I think I might curse once every few months. I’ll refrain from doing that here, but Edinburgh was ruddy brilliant in our very short time there. The cobblestone streets with their slightly darkened “gravy” (whiskey) glaze, personal kilt shops, bustling bagpipe buskers and literature pub crawls envelope you in a warmth that betrays the chills of the Scottish climate. There are obelisks and castles- it’s one of the few places where even friscalating dusklight could not make the setting more like a fairy tale. Even with the old-fashioned exterior, it was obvious that in the night, there is nothing more vibrant than Edinburgh. With signs out in the open such as “Whiskey is liquid sunshine” (George Bernard Shaw) beckoning locals to whiskey bars, there’s a sense of light-dependent camaraderie that’s unparalleled by American cities. While walking the Royal Mile, we met an American expatriate living in the city for 9 years. He had two dogs and sported a look reminiscent of Robin Williams from Good Will Hunting sans glasses with a look of satisfaction and peace with himself. Needless to say, I was transfixed.

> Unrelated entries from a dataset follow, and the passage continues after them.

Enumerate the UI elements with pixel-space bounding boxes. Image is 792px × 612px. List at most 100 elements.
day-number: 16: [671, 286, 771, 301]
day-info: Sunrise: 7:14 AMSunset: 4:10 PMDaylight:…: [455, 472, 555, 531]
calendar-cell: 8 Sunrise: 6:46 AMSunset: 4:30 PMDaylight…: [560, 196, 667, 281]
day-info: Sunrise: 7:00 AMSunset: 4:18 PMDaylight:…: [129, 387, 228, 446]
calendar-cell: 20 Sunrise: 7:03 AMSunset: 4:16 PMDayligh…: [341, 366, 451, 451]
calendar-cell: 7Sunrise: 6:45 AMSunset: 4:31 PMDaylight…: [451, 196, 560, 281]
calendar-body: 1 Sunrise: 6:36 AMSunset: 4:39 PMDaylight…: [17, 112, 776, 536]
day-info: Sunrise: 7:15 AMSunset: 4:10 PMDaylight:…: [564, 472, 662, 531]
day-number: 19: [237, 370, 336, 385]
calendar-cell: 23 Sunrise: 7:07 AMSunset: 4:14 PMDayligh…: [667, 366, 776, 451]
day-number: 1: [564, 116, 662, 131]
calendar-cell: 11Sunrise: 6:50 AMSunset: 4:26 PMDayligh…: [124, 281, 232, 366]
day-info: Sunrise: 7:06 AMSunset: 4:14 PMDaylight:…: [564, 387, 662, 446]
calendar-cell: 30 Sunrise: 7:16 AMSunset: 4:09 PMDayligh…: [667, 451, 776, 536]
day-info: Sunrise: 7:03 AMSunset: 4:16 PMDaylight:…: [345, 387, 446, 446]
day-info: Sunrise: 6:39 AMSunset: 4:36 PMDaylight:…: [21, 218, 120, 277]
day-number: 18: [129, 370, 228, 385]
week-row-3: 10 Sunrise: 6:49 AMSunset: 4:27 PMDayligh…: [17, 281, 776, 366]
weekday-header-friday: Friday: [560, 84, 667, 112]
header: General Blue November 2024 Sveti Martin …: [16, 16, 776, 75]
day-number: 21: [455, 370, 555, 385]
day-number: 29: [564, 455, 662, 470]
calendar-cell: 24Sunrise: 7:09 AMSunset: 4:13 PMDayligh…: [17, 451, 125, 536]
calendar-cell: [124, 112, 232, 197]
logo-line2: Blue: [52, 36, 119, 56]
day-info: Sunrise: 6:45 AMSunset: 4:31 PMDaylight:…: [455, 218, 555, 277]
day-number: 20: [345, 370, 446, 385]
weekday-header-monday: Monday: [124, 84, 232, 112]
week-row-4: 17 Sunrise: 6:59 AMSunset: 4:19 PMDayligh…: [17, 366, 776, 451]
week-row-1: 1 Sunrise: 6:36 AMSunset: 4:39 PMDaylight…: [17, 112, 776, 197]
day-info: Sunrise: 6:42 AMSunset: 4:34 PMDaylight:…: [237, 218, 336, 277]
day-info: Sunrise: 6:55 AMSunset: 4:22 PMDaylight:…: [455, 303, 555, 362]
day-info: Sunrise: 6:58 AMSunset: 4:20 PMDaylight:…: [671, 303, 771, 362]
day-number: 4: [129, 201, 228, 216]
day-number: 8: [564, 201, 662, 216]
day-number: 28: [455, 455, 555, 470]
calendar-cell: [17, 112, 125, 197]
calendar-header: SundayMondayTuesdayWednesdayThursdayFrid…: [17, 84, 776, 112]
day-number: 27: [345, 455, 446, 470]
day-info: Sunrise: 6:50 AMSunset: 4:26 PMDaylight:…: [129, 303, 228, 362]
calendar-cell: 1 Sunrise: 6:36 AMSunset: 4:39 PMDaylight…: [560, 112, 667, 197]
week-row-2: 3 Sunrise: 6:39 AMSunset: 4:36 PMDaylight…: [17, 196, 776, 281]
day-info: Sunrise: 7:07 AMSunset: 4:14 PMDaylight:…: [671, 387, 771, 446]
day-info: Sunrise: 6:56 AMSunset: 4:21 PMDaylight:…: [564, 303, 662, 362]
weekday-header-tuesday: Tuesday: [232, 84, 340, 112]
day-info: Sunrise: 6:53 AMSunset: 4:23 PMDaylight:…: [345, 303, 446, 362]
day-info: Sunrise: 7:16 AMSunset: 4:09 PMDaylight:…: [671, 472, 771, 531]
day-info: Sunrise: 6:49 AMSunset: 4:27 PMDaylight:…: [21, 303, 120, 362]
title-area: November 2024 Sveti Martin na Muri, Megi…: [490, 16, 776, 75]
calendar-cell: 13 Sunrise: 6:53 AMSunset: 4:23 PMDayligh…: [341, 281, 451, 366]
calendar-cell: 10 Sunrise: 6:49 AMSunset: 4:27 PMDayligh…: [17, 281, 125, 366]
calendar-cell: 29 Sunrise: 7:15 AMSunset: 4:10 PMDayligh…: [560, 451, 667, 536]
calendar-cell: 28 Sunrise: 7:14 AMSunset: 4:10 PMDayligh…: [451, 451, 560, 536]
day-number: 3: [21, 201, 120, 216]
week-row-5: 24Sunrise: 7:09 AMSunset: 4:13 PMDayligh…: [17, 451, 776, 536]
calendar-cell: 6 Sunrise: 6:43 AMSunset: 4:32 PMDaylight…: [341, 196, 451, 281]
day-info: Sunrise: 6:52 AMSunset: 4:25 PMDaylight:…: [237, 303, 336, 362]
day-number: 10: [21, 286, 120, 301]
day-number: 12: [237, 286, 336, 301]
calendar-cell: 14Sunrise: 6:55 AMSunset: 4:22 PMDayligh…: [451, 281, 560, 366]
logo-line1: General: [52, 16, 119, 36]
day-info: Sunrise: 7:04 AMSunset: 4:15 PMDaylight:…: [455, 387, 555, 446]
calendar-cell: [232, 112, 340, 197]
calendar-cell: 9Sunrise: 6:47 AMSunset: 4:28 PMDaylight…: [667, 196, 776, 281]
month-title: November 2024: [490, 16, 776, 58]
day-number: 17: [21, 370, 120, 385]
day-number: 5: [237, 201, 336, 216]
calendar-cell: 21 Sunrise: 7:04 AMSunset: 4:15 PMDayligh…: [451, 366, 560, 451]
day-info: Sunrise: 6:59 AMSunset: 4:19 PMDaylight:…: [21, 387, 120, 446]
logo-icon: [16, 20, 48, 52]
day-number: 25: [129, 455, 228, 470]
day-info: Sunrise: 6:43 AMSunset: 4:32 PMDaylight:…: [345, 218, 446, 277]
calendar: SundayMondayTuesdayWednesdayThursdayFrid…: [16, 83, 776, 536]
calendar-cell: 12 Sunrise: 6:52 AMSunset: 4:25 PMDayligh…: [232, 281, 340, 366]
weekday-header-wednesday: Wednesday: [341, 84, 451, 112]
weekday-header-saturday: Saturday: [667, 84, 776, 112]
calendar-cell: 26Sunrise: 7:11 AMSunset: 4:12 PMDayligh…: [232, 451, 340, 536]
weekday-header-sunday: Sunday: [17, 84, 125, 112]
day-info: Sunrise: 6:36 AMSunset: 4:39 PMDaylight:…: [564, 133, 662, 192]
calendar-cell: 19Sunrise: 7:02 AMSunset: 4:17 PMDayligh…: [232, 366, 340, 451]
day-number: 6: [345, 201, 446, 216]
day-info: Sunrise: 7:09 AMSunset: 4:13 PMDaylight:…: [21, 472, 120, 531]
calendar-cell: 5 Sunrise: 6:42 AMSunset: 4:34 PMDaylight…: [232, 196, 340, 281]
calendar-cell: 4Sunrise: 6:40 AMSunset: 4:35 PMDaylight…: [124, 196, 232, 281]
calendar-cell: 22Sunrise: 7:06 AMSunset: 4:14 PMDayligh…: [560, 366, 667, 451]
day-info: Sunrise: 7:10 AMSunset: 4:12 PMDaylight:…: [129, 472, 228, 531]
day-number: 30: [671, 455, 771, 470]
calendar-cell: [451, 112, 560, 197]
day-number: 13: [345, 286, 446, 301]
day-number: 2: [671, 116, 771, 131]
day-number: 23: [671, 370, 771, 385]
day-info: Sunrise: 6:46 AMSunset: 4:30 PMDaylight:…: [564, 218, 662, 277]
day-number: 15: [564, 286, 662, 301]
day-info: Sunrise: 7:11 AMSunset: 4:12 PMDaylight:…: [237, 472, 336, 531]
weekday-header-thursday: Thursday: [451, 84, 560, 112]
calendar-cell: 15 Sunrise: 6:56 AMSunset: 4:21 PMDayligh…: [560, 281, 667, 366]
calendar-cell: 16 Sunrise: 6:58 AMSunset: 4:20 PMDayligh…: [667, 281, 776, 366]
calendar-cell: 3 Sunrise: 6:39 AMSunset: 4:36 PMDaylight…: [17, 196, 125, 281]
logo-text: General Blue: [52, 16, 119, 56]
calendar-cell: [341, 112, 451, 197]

We walked into a small, independent café called The Edinburgh Larder. We were guided by gods of Yelp and the beautiful artichoke lacquer façade. As we entered, everyone was engaged in conversation but turned briefly to welcome us. There were two people on a first date getting coffee; I could see the guy not knowing what to do with his hands and his napkins. In another corner, I saw four former college students meeting up for their usual morning breakfast and talking about the Scottish Cup. There were vignettes to be written about every table in the shop and a palpable warmth inside. The traditional countryside breakfast fare was delightful yet simple (porridge!), but meeting a native Scottish server was the true experience. He assured us of our choices with a heavenly accent but also a comforting charisma. With a simple “Aye, good choice” while ruffling his full auburn beard and flannel shirt, he turned the hipster café into a home. Somehow just by meeting him for the minute when he took our orders, I could envision him as the sort of guy that would sing ballads and recite poetry. He would be a person you’d like to have a kick about with during the day and get a pint with during the night.
Perhaps I’m romanticizing all of this because of the sheer beauty of the Royal Mile and because of my appreciation of the culture and history of Edinburgh. There’s something distinctly black about Edinburgh; I’m not sure whether it’s simply the charred streets or the dark lager that’s a tonic and a mainstay to many. Usually, we associate black with emptiness and despair, but there was something oddly comforting that I can’t quite put my finger on accurately. Maybe dimly lit night cafés and pubs straight from a Van Gogh painting and Edinburgh’s morning atmosphere just speaks to me. We were in the Edinburgh Larder for about half an hour but the ambiance was better than any café I’ve been to in Berkeley (I do love Berkeley though!).
Edinburgh. A place to find a man’s man. A place that dreams are made of where brilliant authors toil during the day and drink away their existential crises during the night.